Brief History of Cable Production

Cable came into our life with the use of telegraph machines. The first submarine cables for telecommunications from 1851 were coated in a protective layer of a cousin of rubber called gutta percha. In 1795 , Don Francisco Salva presented a paper to the Academy of Science in Barcelona suggesting paper insulated cable can be used to transmit telegraph signals. In his words *:
" appears , little short of impossible to erect and maintain so many wires ( with the electro static telegraph system that he was contemplating, Salva would require 22 wires, one for each of the 22 letters of the telegraph alphabet) for even with the loftiest and most inaccessible supports, boys will manage to injure them; but as it is not necessary to keep them very far apart, they can be rolled together in one strong cable and placed at a great height. In the first trials made with cable of this kind , I covered each wire with paper coated with pitch or some other ideoelectric substance, then tying them together, I bound the whole with more paper, which eventually prevented any lateral escape of the electricity. In practice, the wire cable could be laid in subterranean tubes, which for greater insulation , should be covered with one or two coats of resin"

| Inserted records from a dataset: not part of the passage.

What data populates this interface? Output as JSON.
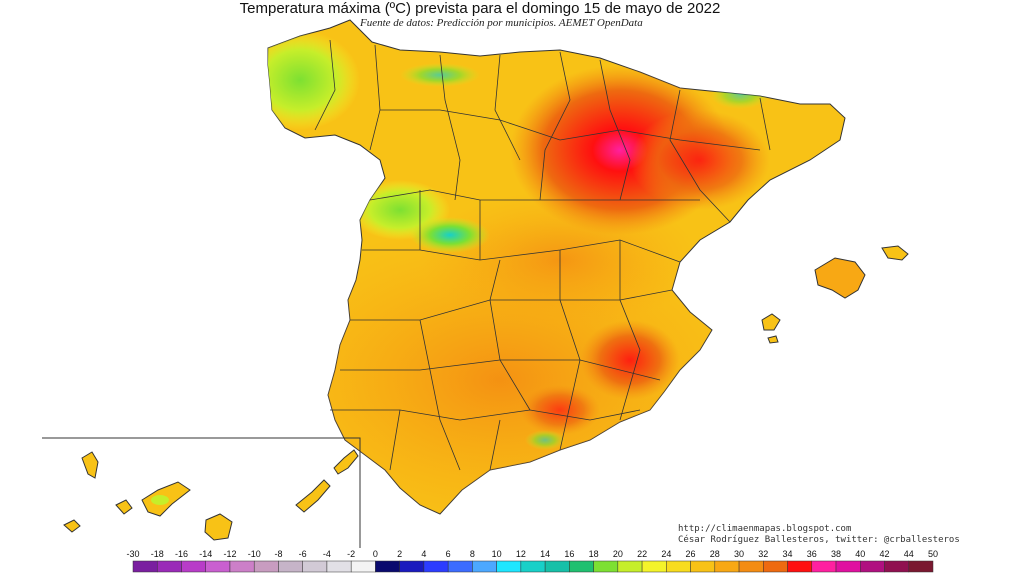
{
  "title": "Temperatura máxima (ºC) prevista para el domingo 15 de mayo de 2022",
  "subtitle": "Fuente de datos: Predicción por municipios. AEMET OpenData",
  "credits": {
    "url": "http://climaenmapas.blogspot.com",
    "author": "César Rodríguez Ballesteros, twitter: @crballesteros"
  },
  "legend": {
    "ticks": [
      "-30",
      "-18",
      "-16",
      "-14",
      "-12",
      "-10",
      "-8",
      "-6",
      "-4",
      "-2",
      "0",
      "2",
      "4",
      "6",
      "8",
      "10",
      "12",
      "14",
      "16",
      "18",
      "20",
      "22",
      "24",
      "26",
      "28",
      "30",
      "32",
      "34",
      "36",
      "38",
      "40",
      "42",
      "44",
      "50"
    ],
    "colors": [
      "#7a1fa0",
      "#9a2ab8",
      "#b83cc8",
      "#c95fd0",
      "#cc7fc8",
      "#c89cc0",
      "#c6b4c8",
      "#d2cad6",
      "#e2e0e6",
      "#f4f4f4",
      "#0a0a6e",
      "#1a1abe",
      "#2c3cff",
      "#3c6cff",
      "#4ca8ff",
      "#1ee6ff",
      "#18d0c8",
      "#16c0a8",
      "#20c070",
      "#7de032",
      "#c6ee2a",
      "#f4f42a",
      "#f8dc1e",
      "#f8c216",
      "#f8a814",
      "#f48c12",
      "#ee6a10",
      "#ff1010",
      "#ff20a0",
      "#e010a0",
      "#b01080",
      "#901050",
      "#7a1830"
    ]
  },
  "map_features": {
    "regions": [
      "peninsula",
      "balearic-islands",
      "canary-islands"
    ],
    "hotspot_labels": []
  }
}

In fact , electric cable that we know today , was not much in use or in demand untill Belgian inventor Zénobe Gramme built first Dynamo in 1871.
This is Gramme's Dynamo in picture. It was an electric generator. Once electric current was generated, there was need for cable to transmit electric power. Ancestors of plastic coated cable were paper insulated - covered cables. In most countries , paper insulated telephone wires were still in use until 1970's. Today still paper insulated cables are in use for special applications since dielectric constant of pure cellulose is greater than one.
Eventhough Gutta Percha was used in early sub-marine telecommunication cables. It was not suitable for building wires. In 1882, When Mr. Thomas Edison developed first power distribution system in New York , used copper rods wrapped in jute. Vulcanised Rubber-insulated cable was used for 11,000 volt circuits in 1897 installed for the Niagara Falls power project.
In Mid 1920's PVC was innovated but it would not be used for cable insulation for another 30 years.
Mass-impregnated paper-insulated medium voltage cables were commercially practical by 1895. During World War II several varieties of synthetic rubber and polyethylene insulation were applied to cables
Typical residential and office construction in North America has gone through several technologies:
Early bare and cloth-covered wires installed with staples
1880s-1930s, using asphalt-saturated cloth or later rubber insulation
Rubber-insulated wires with jackets of woven cotton cloth (usually impregnated with tar), waxed paper filler - introduced in 1922
Early two-wire PVC-insulated cable, known by the genericized trademark "Romex", 1950s
Aluminum wire was used in the 1960s and 1970s as a cheap replacement for copper, but this is now considered unsafe due to corrosion. Some countries restrict use of aluminium conductors within the range of 2 kilometers from Sea-water.
Asbestos was used as an Insulatoion material in some cloth wires from the 1920s to 1970s.